E ancora: “Manca anche la prova che gli stessi siano intimoriti dalla partecipazione al processo”, ha continuato Satta. Mentre Ballerini ha ricordato come “non sono stati espressi minimamente e né potevano essere espressi i timori da parte degli imputati, questa è l’enorme differenza rispetto ai teste citati, come ‘Zeta’. Tant’è vero che l’imputato Sharif era firmatario del mandato di cattura che era costato 5 mesi di carcere e di tortura a questo testimone, che invece aveva espresso pubblicamente i suoi timori”. Parole contestate, invece, dalla difesa dell’imputato.

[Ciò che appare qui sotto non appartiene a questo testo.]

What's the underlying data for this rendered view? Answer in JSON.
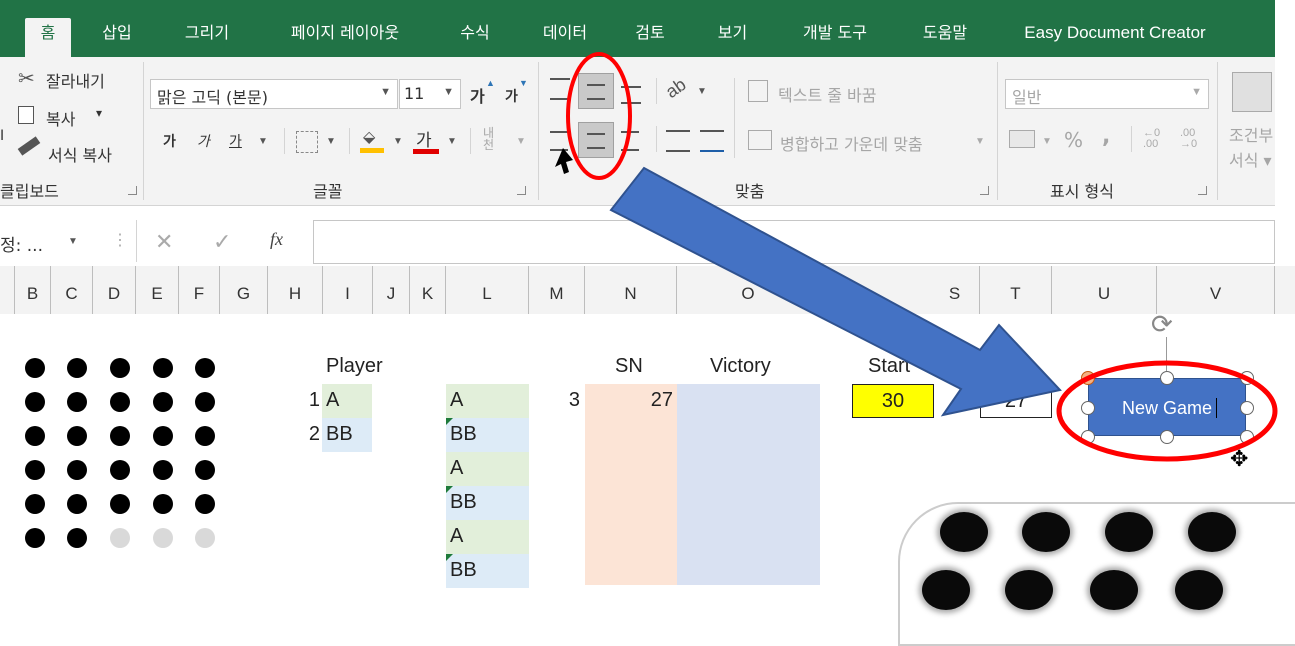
{
  "tabs": [
    "홈",
    "삽입",
    "그리기",
    "페이지 레이아웃",
    "수식",
    "데이터",
    "검토",
    "보기",
    "개발 도구",
    "도움말",
    "Easy Document Creator"
  ],
  "clipboard": {
    "cut": "잘라내기",
    "copy": "복사",
    "copy_arrow": "▾",
    "format_painter": "서식 복사",
    "group": "클립보드",
    "left_stub": "I"
  },
  "font": {
    "name": "맑은 고딕 (본문)",
    "size": "11",
    "bold": "가",
    "italic": "가",
    "underline": "가",
    "grow": "가",
    "shrink": "가",
    "color_letter": "가",
    "phonetic": "내천",
    "group": "글꼴"
  },
  "alignment": {
    "wrap": "텍스트 줄 바꿈",
    "merge": "병합하고 가운데 맞춤",
    "group": "맞춤"
  },
  "number": {
    "format": "일반",
    "percent": "%",
    "comma": ",",
    "group": "표시 형식"
  },
  "styles": {
    "conditional": "조건부",
    "table": "서식 ▾"
  },
  "formula_bar": {
    "name_box": "정: ...",
    "fx": "fx",
    "cancel": "✕",
    "enter": "✓"
  },
  "columns": [
    "B",
    "C",
    "D",
    "E",
    "F",
    "G",
    "H",
    "I",
    "J",
    "K",
    "L",
    "M",
    "N",
    "O",
    "S",
    "T",
    "U",
    "V"
  ],
  "sheet": {
    "player_header": "Player",
    "players": [
      {
        "num": "1",
        "name": "A"
      },
      {
        "num": "2",
        "name": "BB"
      }
    ],
    "l_column": [
      "A",
      "BB",
      "A",
      "BB",
      "A",
      "BB"
    ],
    "m_value": "3",
    "sn_header": "SN",
    "sn_value": "27",
    "victory_header": "Victory",
    "start_header": "Start",
    "start_value": "30",
    "t_value": "27",
    "dot_grid": [
      [
        "black",
        "black",
        "black",
        "black",
        "black"
      ],
      [
        "black",
        "black",
        "black",
        "black",
        "black"
      ],
      [
        "black",
        "black",
        "black",
        "black",
        "black"
      ],
      [
        "black",
        "black",
        "black",
        "black",
        "black"
      ],
      [
        "black",
        "black",
        "black",
        "black",
        "black"
      ],
      [
        "black",
        "black",
        "gray",
        "gray",
        "gray"
      ]
    ]
  },
  "new_game_button": {
    "label": "New Game"
  },
  "colors": {
    "excel_green": "#217346",
    "annotation_red": "#ff0000",
    "arrow_blue": "#4472c4",
    "start_yellow": "#ffff00"
  }
}
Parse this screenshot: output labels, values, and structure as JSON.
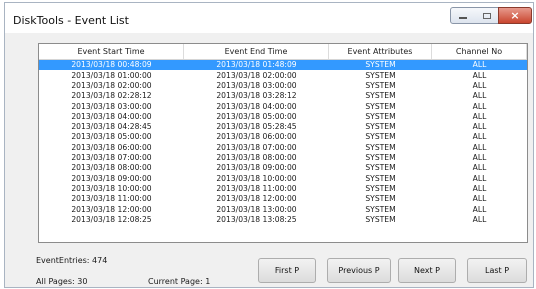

La Corte d’Assise – ha sottolineato la presidente Paola Roja – si è riservata di decidere “in tempi rapidi”. Al momento, ha precisato, “il calendario è confermato“, a partire dalla requisitoria del pm Colaiocco, prevista per il 23 giugno nell’Aula bunker di Rebibbia a Roma. Ma è chiaro che sulle tempistiche tutto dipenderà dalla decisione della Corte rispetto alle eccezioni sollevate dalle difese, compresa la data per la sentenza. “Daremo un termine ora se ci fossero ulteriori richieste di produzioni documentali, entro il 15 giugno in cancelleria”, ha però avvertito Roja, invitando le parti a “ricomparire, per ora, senza nuovi avvisi”.